Comenzaron a fines de diciembre del año pasado, como una nueva ola de demostraciones juveniles. Se han ido extendiendo, y en muchas ciudades se han replicado. No habría pasado de ser otra manifestación más, como varias en el pasado, las que siempre han concluido con una fuerte represión, para que todo siga igual. Pero hay mucho más en juego. Al cansancio de la población, especialmente estudiantil, pues en todos estos años no ha visto ningún progreso en sus reclamaciones, se une una crisis económica mucho más amplia, debida a las sanciones, el gasto enorme del restablecimiento del programa atómico, costos en armamentos para hacer frente a los ataques; aunque venda drones a Rusia, y siga con su producción petrolera. En todo caso, hay un manejo deficiente que no logra equilibrar la economía y la población se resiente.

Las informaciones de la prensa internacional, independiente del régimen, se encuentran sumamente limitadas en su acción. Por lo que no reflejan toda la verdad de lo que ha venido ocurriendo. Por lo tanto, una de las maneras de conocerla es recurrir a las recientes discusiones del Consejo de Derechos Humanos en su 39° período de sesiones del 23 de enero de 2026. Sus conclusiones son preocupantes.

Se basan en los informes del Relator Especial para Irán, y el Consejo prorrogó por dos años el mandato de la Misión Independiente de Investigación sobre la República Islámica de Irán, y por un año al propio Relator Especial. Exigió una investigación urgente de la misión, en el contexto de represión y protestas nacionales desde el 28 de diciembre, muerte de miles de personas (5.000 o muchas más según otros testimonios terribles).

Instó a Irán a respetar, proteger y cumplir las disposiciones sobre derechos humanos, y adoptar todas las medidas necesarias para detener y prevenir las ejecuciones extrajudiciales y otras formas de privación arbitraria de la vida, desapariciones forzadas, violencia de género y sexual, prisiones arbitrarias, régimen de incomunicaciones y tortura; así como otros tratos o penas crueles, inhumanas o degradantes, incluso contra manifestantes políticos.

El Alto Comisionado, Volker Turk, aseguró que la brutalidad persiste y se ha intensificado. Se utiliza munición real, instrucción de sumarios y sentencias desproporcionadas. Instó a los altos dirigentes a ponerle fin y realizar investigaciones independientes. Mai Sorto, la Relatora Especial, denunció las graves dificultades económicas que desencadenaron todo. Señaló que las autoridades han actuado con violencia y la situación se deterioró, se bloquearon los accesos a Internet y a las telecomunicaciones, y que las cifras no son verificables. Irán, por su parte, rebatió lo expuesto y acusó a los occidentales de sancionarlo, organizar la violencia organizada, efectuar ataques terroristas y un “doble rasero” en la acción del Consejo.

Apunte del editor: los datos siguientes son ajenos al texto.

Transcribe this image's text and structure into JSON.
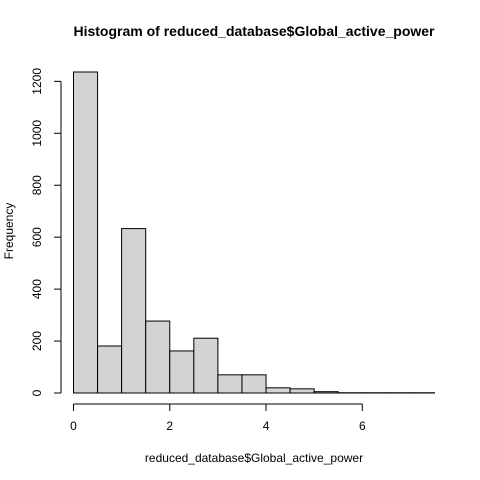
{
  "chart_data": {
    "type": "bar",
    "title": "Histogram of reduced_database$Global_active_power",
    "xlabel": "reduced_database$Global_active_power",
    "ylabel": "Frequency",
    "bins": [
      {
        "start": 0.0,
        "end": 0.5,
        "count": 1236
      },
      {
        "start": 0.5,
        "end": 1.0,
        "count": 181
      },
      {
        "start": 1.0,
        "end": 1.5,
        "count": 633
      },
      {
        "start": 1.5,
        "end": 2.0,
        "count": 277
      },
      {
        "start": 2.0,
        "end": 2.5,
        "count": 162
      },
      {
        "start": 2.5,
        "end": 3.0,
        "count": 211
      },
      {
        "start": 3.0,
        "end": 3.5,
        "count": 70
      },
      {
        "start": 3.5,
        "end": 4.0,
        "count": 70
      },
      {
        "start": 4.0,
        "end": 4.5,
        "count": 20
      },
      {
        "start": 4.5,
        "end": 5.0,
        "count": 16
      },
      {
        "start": 5.0,
        "end": 5.5,
        "count": 5
      },
      {
        "start": 5.5,
        "end": 6.0,
        "count": 1
      },
      {
        "start": 6.0,
        "end": 6.5,
        "count": 1
      },
      {
        "start": 6.5,
        "end": 7.0,
        "count": 1
      },
      {
        "start": 7.0,
        "end": 7.5,
        "count": 1
      }
    ],
    "xlim": [
      0,
      7.5
    ],
    "ylim": [
      0,
      1236
    ],
    "x_ticks": [
      0,
      2,
      4,
      6
    ],
    "x_tick_labels": [
      "0",
      "2",
      "4",
      "6"
    ],
    "y_ticks": [
      0,
      200,
      400,
      600,
      800,
      1000,
      1200
    ],
    "y_tick_labels": [
      "0",
      "200",
      "400",
      "600",
      "800",
      "1000",
      "1200"
    ],
    "bar_color": "#d3d3d3",
    "bar_border_color": "#000000",
    "grid": false,
    "legend": "none"
  }
}
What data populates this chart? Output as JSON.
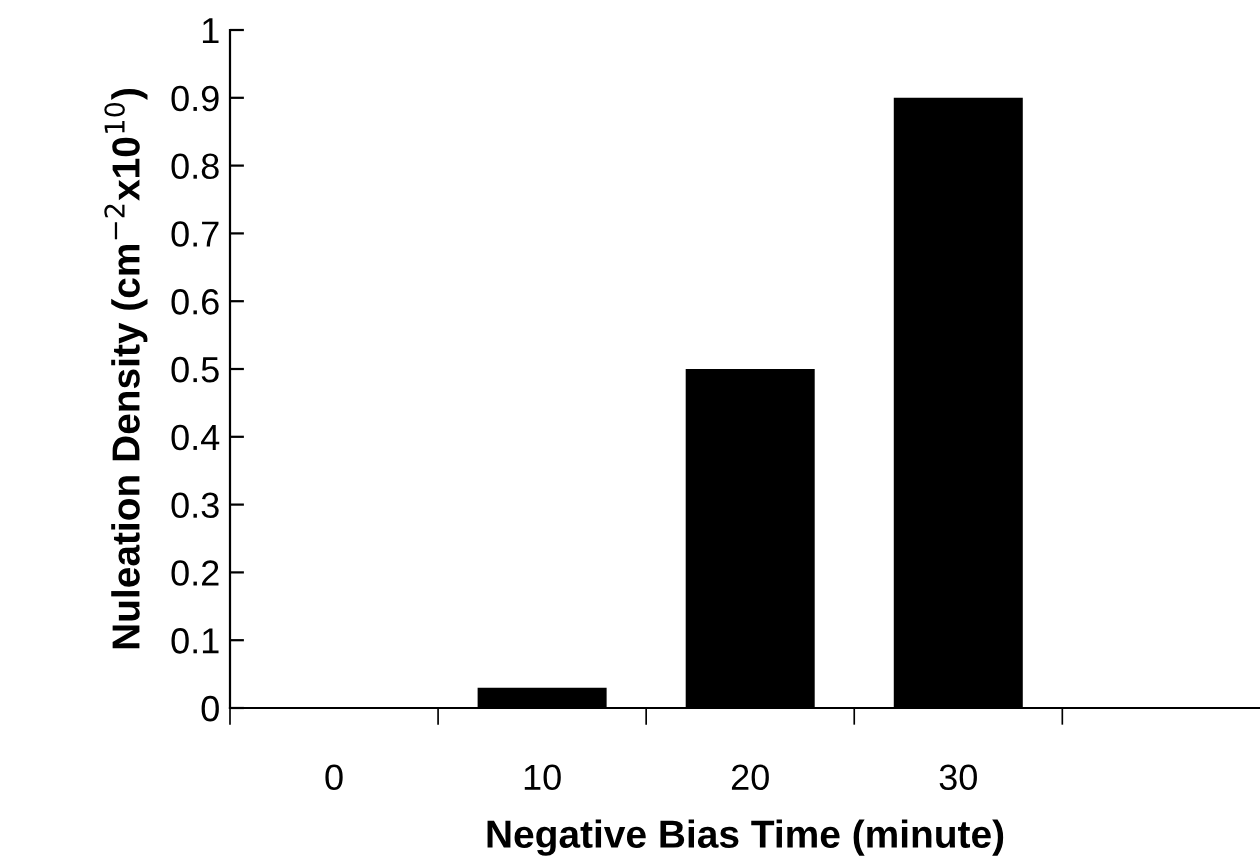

Se adoptó la Resolución A/HRC/S-39/I, por la Comisión, con 25 votos a favor, 7 en contra y 14 abstenciones. Sus términos indican claramente la verdadera situación en Irán. Llama la atención que, en esta oportunidad, la limitación a Internet y su posterior desconexión fueron el detonante principal para los jóvenes que protestaban. Todo indica que la violenta represión habría logrado su objetivo, y que las manifestaciones han disminuido para que, forzadamente, todo siga como antes, o peor, hasta una nueva insurrección.